Popular and common belief has told the story of Michael Jordan being the reason Thomas was left stateside during the summer of ’92. However, the reasoning runs much, much deeper than Jordan. The beautiful aspect about those 1980’s Detroit Pistons’ teams were that they hated everybody. It made for fantastic TV, great storylines and even more legendary folklore.
But when you’re that much of an alleged asshole, bridges burn and when it comes down to walking across them, being “up the creek without a paddle” defined Isaiah’s social standing in the NBA. He and Magic had a brief falling out following their Finals matchup. Larry Bird hated pretty much everyone not wearing Celtic Green. Even Karl Malone wasn’t fond of the guy (let that marinate for a moment). And that infamous ending to Game 4 of the 1991 Eastern Conference finals? It rubbed not only Mike, Scottie and the Bulls the wrong way; the entire league was left with the bitter beer face. It’s almost as if Isiah took the 50 Cent approach before we knew it as the 50 Cent approach.
But, yes, Isaiah was an lightening rod who deserved much of the karma which fell upon him. You can only do dirt for so long until it washes off and exposes the real you.
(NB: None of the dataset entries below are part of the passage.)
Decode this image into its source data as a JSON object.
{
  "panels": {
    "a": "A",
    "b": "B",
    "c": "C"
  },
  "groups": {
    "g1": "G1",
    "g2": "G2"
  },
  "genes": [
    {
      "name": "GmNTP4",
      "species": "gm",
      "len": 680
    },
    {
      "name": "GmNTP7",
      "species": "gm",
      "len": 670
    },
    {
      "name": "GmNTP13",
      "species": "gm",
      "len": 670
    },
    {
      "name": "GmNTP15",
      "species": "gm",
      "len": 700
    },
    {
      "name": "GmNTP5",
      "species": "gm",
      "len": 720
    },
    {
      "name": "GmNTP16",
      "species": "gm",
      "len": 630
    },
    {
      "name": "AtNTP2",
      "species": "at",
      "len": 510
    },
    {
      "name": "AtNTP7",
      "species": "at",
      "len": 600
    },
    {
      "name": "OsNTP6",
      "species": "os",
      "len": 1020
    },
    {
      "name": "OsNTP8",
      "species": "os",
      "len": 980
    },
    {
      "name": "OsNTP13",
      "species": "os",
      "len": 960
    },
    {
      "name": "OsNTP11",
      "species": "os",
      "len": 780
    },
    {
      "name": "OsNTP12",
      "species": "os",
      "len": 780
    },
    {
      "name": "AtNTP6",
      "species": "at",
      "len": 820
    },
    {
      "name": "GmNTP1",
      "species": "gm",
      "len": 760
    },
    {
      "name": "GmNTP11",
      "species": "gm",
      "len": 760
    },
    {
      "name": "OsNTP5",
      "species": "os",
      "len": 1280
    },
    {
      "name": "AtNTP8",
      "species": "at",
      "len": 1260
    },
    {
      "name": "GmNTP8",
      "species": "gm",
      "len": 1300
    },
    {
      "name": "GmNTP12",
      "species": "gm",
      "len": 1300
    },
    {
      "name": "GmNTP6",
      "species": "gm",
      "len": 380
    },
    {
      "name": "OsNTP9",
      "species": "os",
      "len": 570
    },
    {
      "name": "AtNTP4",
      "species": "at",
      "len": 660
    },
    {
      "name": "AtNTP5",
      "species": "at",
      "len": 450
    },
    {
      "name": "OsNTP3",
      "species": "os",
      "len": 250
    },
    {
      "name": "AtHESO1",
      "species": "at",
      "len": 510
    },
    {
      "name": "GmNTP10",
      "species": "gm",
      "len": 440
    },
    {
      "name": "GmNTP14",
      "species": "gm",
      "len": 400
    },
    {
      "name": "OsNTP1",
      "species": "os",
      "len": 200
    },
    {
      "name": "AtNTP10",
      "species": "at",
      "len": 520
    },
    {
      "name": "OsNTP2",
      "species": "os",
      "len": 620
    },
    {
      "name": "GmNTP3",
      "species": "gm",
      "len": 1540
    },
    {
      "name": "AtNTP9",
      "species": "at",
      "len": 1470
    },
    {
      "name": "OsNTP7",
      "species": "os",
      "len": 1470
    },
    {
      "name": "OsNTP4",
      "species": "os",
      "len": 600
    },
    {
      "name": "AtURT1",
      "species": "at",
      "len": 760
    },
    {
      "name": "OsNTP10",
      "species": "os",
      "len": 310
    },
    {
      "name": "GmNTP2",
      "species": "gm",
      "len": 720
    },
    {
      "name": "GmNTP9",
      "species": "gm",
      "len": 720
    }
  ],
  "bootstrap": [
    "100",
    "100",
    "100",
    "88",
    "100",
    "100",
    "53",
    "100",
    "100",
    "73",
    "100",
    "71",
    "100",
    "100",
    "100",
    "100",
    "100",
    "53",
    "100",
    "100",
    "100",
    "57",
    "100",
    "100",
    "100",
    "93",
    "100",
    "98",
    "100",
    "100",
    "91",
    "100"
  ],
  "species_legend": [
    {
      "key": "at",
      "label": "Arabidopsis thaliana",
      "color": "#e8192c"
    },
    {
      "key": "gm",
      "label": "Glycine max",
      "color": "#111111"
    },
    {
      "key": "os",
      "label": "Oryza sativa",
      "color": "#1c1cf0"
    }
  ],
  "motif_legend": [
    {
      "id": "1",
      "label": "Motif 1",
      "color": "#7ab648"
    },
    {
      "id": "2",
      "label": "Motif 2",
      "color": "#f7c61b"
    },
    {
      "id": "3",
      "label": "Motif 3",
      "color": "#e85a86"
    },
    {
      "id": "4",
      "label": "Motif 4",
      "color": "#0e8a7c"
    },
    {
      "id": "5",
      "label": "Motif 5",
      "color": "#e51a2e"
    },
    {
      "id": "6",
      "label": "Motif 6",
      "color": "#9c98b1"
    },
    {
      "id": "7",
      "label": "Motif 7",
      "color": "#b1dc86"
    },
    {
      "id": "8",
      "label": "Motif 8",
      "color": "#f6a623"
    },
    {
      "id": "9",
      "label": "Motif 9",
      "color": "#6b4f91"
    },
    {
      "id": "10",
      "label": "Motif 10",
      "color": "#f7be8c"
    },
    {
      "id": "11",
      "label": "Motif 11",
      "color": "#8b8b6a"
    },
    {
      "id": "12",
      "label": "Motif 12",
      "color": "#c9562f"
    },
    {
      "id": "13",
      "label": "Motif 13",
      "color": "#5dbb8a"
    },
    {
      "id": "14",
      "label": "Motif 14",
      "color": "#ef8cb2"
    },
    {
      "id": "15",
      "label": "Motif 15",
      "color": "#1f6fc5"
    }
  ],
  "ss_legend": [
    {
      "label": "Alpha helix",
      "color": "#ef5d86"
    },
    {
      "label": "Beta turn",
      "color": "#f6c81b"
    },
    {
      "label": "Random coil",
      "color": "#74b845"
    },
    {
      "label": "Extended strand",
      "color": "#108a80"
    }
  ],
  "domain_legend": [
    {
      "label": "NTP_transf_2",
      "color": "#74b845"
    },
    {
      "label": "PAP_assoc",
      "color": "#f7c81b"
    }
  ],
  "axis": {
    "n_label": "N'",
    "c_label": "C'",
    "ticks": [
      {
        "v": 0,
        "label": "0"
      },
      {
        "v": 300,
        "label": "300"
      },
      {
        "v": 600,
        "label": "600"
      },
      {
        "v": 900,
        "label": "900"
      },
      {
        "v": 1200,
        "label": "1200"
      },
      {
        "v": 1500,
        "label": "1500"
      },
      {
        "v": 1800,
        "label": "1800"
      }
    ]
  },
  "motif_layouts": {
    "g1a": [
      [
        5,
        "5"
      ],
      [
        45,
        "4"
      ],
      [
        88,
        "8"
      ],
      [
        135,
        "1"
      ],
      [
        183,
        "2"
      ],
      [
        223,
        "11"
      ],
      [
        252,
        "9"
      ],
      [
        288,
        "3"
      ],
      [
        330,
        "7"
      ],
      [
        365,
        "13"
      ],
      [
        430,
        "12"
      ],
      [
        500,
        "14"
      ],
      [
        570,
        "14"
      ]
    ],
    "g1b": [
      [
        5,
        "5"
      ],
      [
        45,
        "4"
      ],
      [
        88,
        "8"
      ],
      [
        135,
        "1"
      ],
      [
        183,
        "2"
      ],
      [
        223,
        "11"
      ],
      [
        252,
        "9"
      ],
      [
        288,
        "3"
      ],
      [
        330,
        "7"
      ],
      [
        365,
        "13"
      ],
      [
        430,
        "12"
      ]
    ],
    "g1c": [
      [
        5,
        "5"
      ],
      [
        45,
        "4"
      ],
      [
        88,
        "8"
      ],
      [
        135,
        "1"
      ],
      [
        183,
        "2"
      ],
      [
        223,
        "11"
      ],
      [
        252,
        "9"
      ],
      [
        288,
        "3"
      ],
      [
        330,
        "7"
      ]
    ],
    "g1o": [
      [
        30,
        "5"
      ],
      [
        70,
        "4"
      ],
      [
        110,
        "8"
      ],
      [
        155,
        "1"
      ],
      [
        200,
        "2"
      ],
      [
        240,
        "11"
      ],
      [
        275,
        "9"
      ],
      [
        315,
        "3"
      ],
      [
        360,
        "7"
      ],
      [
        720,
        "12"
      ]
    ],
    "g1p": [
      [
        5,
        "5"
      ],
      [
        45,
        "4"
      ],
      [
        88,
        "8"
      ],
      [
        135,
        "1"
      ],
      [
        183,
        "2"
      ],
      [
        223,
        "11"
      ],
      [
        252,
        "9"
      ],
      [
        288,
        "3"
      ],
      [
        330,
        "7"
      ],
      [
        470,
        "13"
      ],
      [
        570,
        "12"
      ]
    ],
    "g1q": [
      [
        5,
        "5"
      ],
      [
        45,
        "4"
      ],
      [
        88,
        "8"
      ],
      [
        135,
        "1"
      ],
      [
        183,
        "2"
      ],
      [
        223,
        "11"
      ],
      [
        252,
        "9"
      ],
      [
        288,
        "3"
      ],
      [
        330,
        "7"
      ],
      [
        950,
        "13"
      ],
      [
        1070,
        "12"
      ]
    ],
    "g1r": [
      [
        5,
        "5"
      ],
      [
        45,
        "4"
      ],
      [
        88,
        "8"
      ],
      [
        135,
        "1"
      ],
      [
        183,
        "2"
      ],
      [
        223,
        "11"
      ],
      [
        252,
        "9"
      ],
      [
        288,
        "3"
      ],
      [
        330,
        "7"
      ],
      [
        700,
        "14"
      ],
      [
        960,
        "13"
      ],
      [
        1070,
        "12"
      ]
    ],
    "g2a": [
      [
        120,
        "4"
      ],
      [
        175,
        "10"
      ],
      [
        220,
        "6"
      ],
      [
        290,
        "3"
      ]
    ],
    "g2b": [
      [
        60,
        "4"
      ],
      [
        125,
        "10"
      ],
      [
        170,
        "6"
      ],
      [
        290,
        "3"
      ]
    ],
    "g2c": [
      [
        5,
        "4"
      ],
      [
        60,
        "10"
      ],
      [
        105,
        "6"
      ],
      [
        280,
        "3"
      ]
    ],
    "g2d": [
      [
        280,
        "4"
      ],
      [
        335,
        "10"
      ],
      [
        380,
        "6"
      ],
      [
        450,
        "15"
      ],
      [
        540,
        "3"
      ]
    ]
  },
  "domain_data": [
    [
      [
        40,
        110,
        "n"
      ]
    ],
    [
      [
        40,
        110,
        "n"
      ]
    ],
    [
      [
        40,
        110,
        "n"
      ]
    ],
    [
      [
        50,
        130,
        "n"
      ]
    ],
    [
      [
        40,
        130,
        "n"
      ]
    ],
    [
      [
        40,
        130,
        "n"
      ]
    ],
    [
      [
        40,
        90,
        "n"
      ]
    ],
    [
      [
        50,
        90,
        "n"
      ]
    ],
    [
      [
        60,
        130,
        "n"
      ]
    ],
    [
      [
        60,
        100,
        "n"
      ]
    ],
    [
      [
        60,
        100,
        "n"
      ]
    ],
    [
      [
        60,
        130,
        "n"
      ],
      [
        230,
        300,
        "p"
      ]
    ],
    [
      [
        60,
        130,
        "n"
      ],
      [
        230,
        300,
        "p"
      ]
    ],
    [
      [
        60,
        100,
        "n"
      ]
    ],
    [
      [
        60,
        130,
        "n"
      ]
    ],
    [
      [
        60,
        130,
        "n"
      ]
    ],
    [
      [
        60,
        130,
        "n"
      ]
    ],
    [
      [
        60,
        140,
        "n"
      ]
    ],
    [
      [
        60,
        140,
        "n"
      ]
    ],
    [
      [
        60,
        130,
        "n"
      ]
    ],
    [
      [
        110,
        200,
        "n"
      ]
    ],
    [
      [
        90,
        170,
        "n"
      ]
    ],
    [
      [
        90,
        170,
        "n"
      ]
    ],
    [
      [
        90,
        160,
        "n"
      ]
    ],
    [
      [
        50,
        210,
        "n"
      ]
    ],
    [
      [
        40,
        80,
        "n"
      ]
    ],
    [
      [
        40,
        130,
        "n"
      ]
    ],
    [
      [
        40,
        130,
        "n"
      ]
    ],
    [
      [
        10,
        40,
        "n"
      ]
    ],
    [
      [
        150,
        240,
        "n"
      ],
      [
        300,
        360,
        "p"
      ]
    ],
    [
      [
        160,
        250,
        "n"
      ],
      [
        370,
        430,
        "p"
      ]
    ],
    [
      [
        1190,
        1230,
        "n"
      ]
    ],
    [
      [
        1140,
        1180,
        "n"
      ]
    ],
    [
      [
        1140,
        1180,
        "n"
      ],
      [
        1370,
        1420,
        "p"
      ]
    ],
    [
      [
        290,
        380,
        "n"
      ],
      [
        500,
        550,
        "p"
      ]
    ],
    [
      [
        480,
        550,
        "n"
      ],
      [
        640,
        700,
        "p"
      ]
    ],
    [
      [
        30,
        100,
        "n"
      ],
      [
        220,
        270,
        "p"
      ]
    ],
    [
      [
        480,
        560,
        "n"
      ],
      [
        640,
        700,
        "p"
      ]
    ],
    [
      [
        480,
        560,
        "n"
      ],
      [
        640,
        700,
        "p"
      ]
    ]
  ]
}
Yes, he was inadequate in the front office. Yes, every New York Knicks fan will burn the Garden down before he’s allowed within one thousand feet of the front door. Yes, the Dream Team didn’t need him to coast to the gold medal. They could have had me and I was only six at the time. Nevertheless, what’s ironic are the long term effects of his 1992 summer no show. How Isaiah has been perceived as person by his colleagues over the years, albeit justified, are how many choose to remember him as a ball player.
And to be quite honest, I’m not exactly sure if that’s fair.